In that sense, PSIM is undergoing a quiet but decisive transformation. It is no longer defined by its ability to connect systems, but by the platform’s capacity to align them and make them function meaningfully within a shared operational environment.

This shift places balanced emphasis on technology, data, and organization. Platforms can aggregate information, but they still cannot fully resolve inconsistencies in how systems describe events. They can visualize incidents, but they cannot compensate for unclear workflows or fragmented ownership. Ultimately, platforms can orchestrate responses, but only if their underlying logic is properly defined.

For this reason, the future of PSIM will depend less on adding new integrations and more on improving the conditions under which integration takes place. Standardized event models, clearer and more accessible APIs, better documentation, and stronger collaboration between manufacturers, integrators, and end users are no longer optional improvements—they are structural requirements. Experience has shown that PSIM platforms are technologically ready for this task, while the ecosystem in which they operate must catch up to achieve optimal results.

Different Architectures and Philosophies of Integration

While all manufacturers agree on the importance of integration, their approaches reveal different philosophies in how it should be managed. ARES emphasizes breadth and adaptability, supported by a continuously expanding library of integrations and a consulting-driven approach. This type of support allows the technology to be more easily aligned with the management structures and operational culture of clients in the field.

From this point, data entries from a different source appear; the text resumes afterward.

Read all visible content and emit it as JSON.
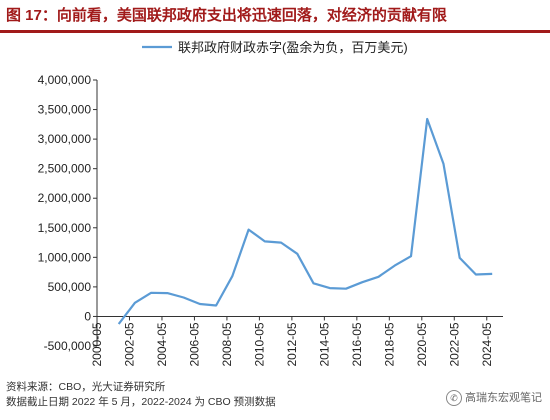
{
  "header": {
    "title": "图 17：向前看，美国联邦政府支出将迅速回落，对经济的贡献有限"
  },
  "footer": {
    "source": "资料来源：CBO，光大证券研究所",
    "note": "数据截止日期 2022 年 5 月，2022-2024 为 CBO 预测数据"
  },
  "watermark": {
    "text": "高瑞东宏观笔记",
    "icon": "wechat-icon"
  },
  "colors": {
    "title": "#a11a1a",
    "series": "#5b9bd5",
    "axis": "#333333"
  },
  "chart_data": {
    "type": "line",
    "title": "",
    "xlabel": "",
    "ylabel": "",
    "legend_position": "top-center",
    "grid": false,
    "ylim": [
      -500000,
      4000000
    ],
    "yticks": [
      -500000,
      0,
      500000,
      1000000,
      1500000,
      2000000,
      2500000,
      3000000,
      3500000,
      4000000
    ],
    "ytick_labels": [
      "-500,000",
      "0",
      "500,000",
      "1,000,000",
      "1,500,000",
      "2,000,000",
      "2,500,000",
      "3,000,000",
      "3,500,000",
      "4,000,000"
    ],
    "xlim": [
      "2000-05",
      "2025-05"
    ],
    "xticks": [
      "2000-05",
      "2002-05",
      "2004-05",
      "2006-05",
      "2008-05",
      "2010-05",
      "2012-05",
      "2014-05",
      "2016-05",
      "2018-05",
      "2020-05",
      "2022-05",
      "2024-05"
    ],
    "series": [
      {
        "name": "联邦政府财政赤字(盈余为负，百万美元)",
        "x": [
          "2001-09",
          "2002-09",
          "2003-09",
          "2004-09",
          "2005-09",
          "2006-09",
          "2007-09",
          "2008-09",
          "2009-09",
          "2010-09",
          "2011-09",
          "2012-09",
          "2013-09",
          "2014-09",
          "2015-09",
          "2016-09",
          "2017-09",
          "2018-09",
          "2019-09",
          "2020-09",
          "2021-09",
          "2022-09",
          "2023-09",
          "2024-09"
        ],
        "values": [
          -128000,
          230000,
          400000,
          395000,
          320000,
          210000,
          185000,
          680000,
          1470000,
          1270000,
          1250000,
          1060000,
          560000,
          480000,
          470000,
          580000,
          670000,
          860000,
          1020000,
          3340000,
          2580000,
          990000,
          710000,
          720000
        ]
      }
    ]
  }
}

AxxonSoft, on the other hand, follows an engineering-driven model. It is built on the long-term accumulation of integrations, protocol support, and communication at the hardware level. Within this approach, interoperability emerges as the result of continuous technical development over an extended period.

Advancis approaches the issue through structure and neutrality. Its WinGuard platform is designed as a framework that integrates a broad range of technologies while maintaining clear workflows and operational consistency. Collaboration between manufacturers and users is also a key focus.

TRASSIR emphasizes predictability within its own ecosystem. For them, interoperability must remain stable and predictable within a single environment, reflecting a strategy that prioritizes reliability and performance through tighter integration.

These approaches highlight the wide spectrum of strategies shaping PSIM’s role in the market. Openness, predictability, flexibility, and control are not always aligned in practice, and each manufacturer seeks to balance these factors in its own way.